As part of our imperfect nature, we make mistakes. We create unneeded anguish with poor judgment and intentional action. The consequences may harm others and ourselves. The subsequent emotions trigger guilt. Paul, in the Christian Bible, described the emotion as “godly sorrow” which works within us to bring about repentance or change. We can feel sorrow over action. Sorrow isn’t a negative emotion; it’s a discomforting one. Error reminds us of our imperfect humanness that needs regulating to prevent behaviors that interfere with obtaining intentions.

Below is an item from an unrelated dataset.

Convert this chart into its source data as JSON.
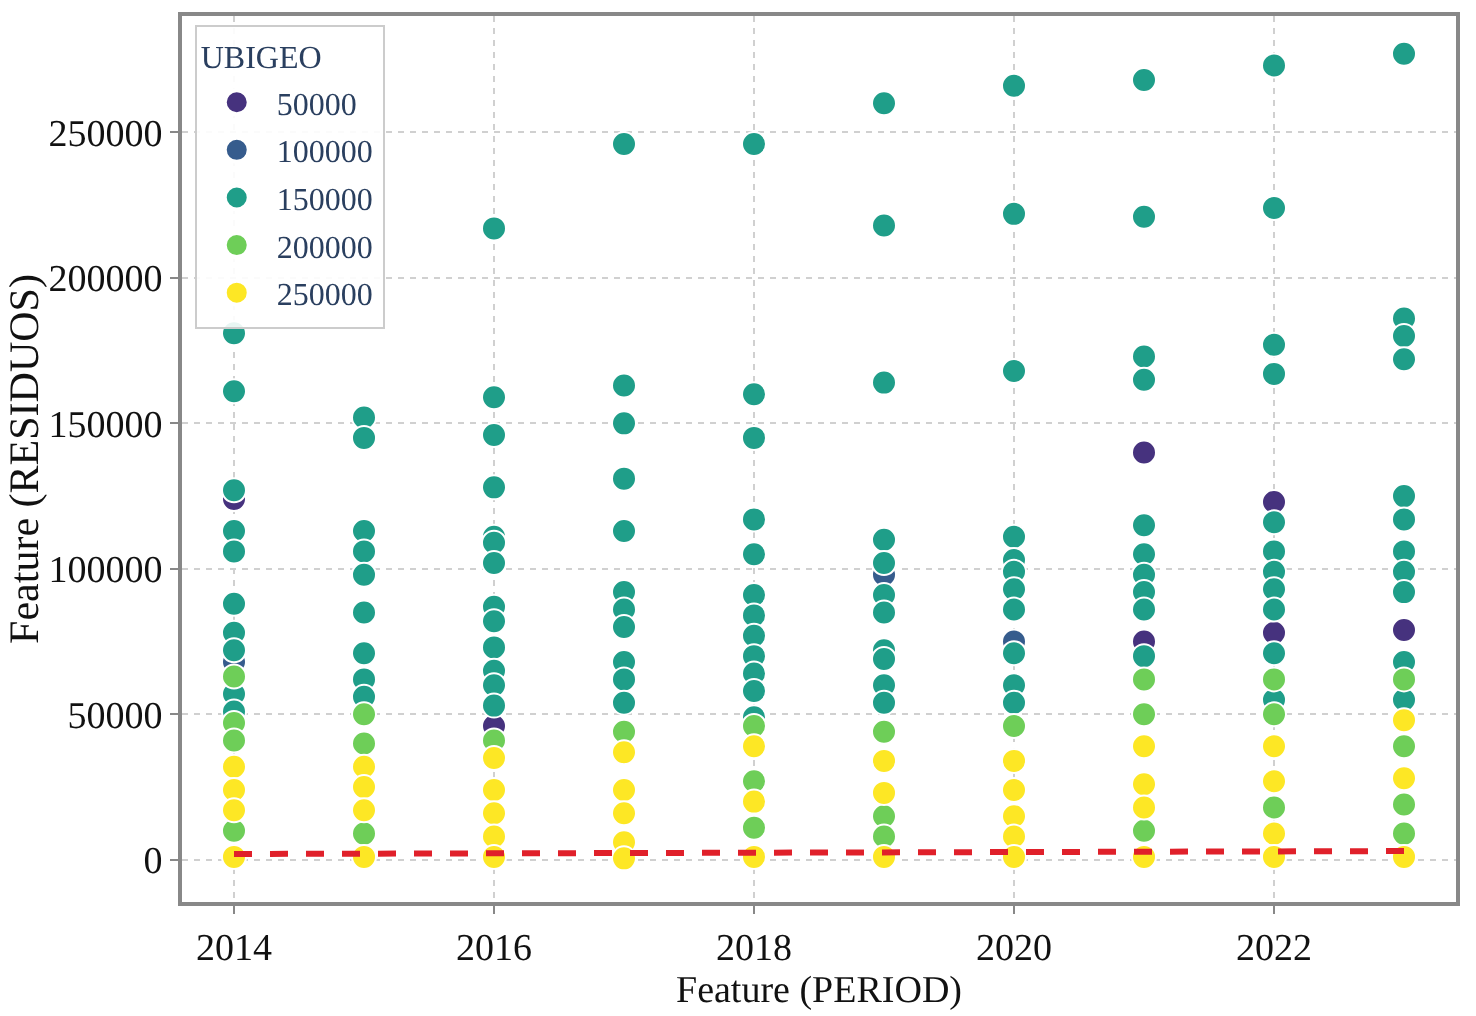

Complexity obscures exact evaluations separating unpredictable events from those events we have a measure of personal control. We do our best to evaluate, learn and then change; but the connection between behavior and consequence often remains unclear. The lack of clarity creates space to err with the interpretations. Cultural and personal narratives intrude, dragging in faulty axioms, distorting reality to fit self-serving explanations. Unrealistic expectations transform ordinary experiences into tragedies. Long held beliefs—self or culturally created—reconfigure reality to smoothly fit confining and rigid rules. From the murkiness of complexity, sprouts blaming, confusion and eventually morph into helplessness and depression. There’s no definitive step by step guide for clearing the endless rubble that makes life so perplexing. But thoughtful reflection, however, does create some order from the chaos.
Reflection gather missed information and heightens the chance of helpful assessments and effective corrections. We dreadfully must endure misfortune; but with growth, we may learn corrective behaviors to avoid the same misfortunes. Without mindful attention, we are prone to thoughtlessly employ protective thoughts that displace sorrow, pain and guilt. While these mechanisms provide relief, they fail to address underlying demons vexing our lives. The undiscovered spooks remain, continuing to haunt our futures.
Life’s troubles and the associated emotions will regularly intrude on the comfort of well-being. While unpleasant, they provide opportunities for deeper examination that exposes missed associations between our actions and the distasteful consequences. Instead of defensively ignoring the demons, pulling the self-deceptive covers over our heads, we can illuminate the darkness and discover the imperfections of our own humanness. By opening our minds, we have opportunity to gain wisdom, improve behavior and avoid overwhelm. We may still say, “ouch,” but the inflicted pain has a grander purpose.